Imagine her surprise when Wyclyff – oh shucks, I keep misspelling his name, I’ll just call him Cliffy – Cliffy, whom she believes dead, shows up one day, demanding again that she marries him now and leave with him to India. Sophia, who is on her feminist trip, romance novel style (which is to say, a “She’s just acting all independent and strong because she doesn’t have a guy boffing her regular” thingie) does not want to be married, however. She wants to be free. Her aunt, who is a feminist-type with so much regrets (she was a feminist-type, but oh, no kids, no men in her life – boo hoo hoo), decides to hire Cliffy as the butler, so that he can woo Sophia. This book should be called Aunt Agatha’s Campaign.

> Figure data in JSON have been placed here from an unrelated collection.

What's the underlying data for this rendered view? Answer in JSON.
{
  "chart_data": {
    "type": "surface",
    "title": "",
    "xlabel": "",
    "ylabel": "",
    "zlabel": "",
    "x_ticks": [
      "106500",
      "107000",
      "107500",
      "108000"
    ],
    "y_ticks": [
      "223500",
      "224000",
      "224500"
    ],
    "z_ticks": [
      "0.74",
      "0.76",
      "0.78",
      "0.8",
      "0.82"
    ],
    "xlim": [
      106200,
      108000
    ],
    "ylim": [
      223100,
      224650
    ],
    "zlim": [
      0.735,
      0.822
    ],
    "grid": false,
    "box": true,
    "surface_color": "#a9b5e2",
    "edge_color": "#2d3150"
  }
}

There is a wonderful scene on pages 24 and 25, where Sophia flings her corsets gleefully into a ditch before burying those bloody things. I’m not sure if I will ask people to pay $4.99 for that scene, maybe a flip-through in the bookstore will suffice. Everything else here is pretty much silly attempts at forced humor that just don’t work.
Sophia, for example, wants to be a feminist figure, but my respect for her evaporates when I realize this is more akin to a madness trip than a staunch principle thing. She has no money, no plans for the future, nothing, and she wants to be a spinster? What is she going to do to live? Lay eggs?
Cliffy – oh my head. I think the author wants to portray a man who is awkward around people. There are charming examples of romance heroes with little sophistication in their manners. But Cliffy is a blockhead. He has no manners, he demands his way and he wants his way now NOWNOWNOW, he has no subtlety, and he isn’t above embarrassing and humiliating the heroine to get his way. He crosses the line from rustic simple hero to outright psycho too many times. If you run to Cliffy, sobbing that you are tired of society demanding you to look thin and svelte and how you want to eat chocolates, damn what people say, and if you then ask him how do you look in that new sexy red lingerie you just bought, he’ll be the one to give a ten-minute critical dissection of the cellulite in your body. And then he will be angry when you lock him out of the bedroom door, because damn it, he want pumpies and he wants it NOW. He will also be the one to yell at you for being frigid or something outside your window with all the neighbors hearing.
The story becomes tolerable only when Aunt Agatha is in the limelight, acting all maternal as she guides the two young buffoons to a happy ending. Then again, I’m not sure about an aunt who, after spending a few hours with Cliffy (a stranger to her) and even knowing that he is stubborn and inflexible, decides that he is the right guy for Sophia. Her reason? Sophia is lonely and needs a man now.
Sophia is right to ask Cliffy to treat her with respect and to give her space. Unfortunately, the author also bestows upon Sophia not one ounce of conviction or maturity. In the end, Sophia is so wrong to have a conviction. Ugh.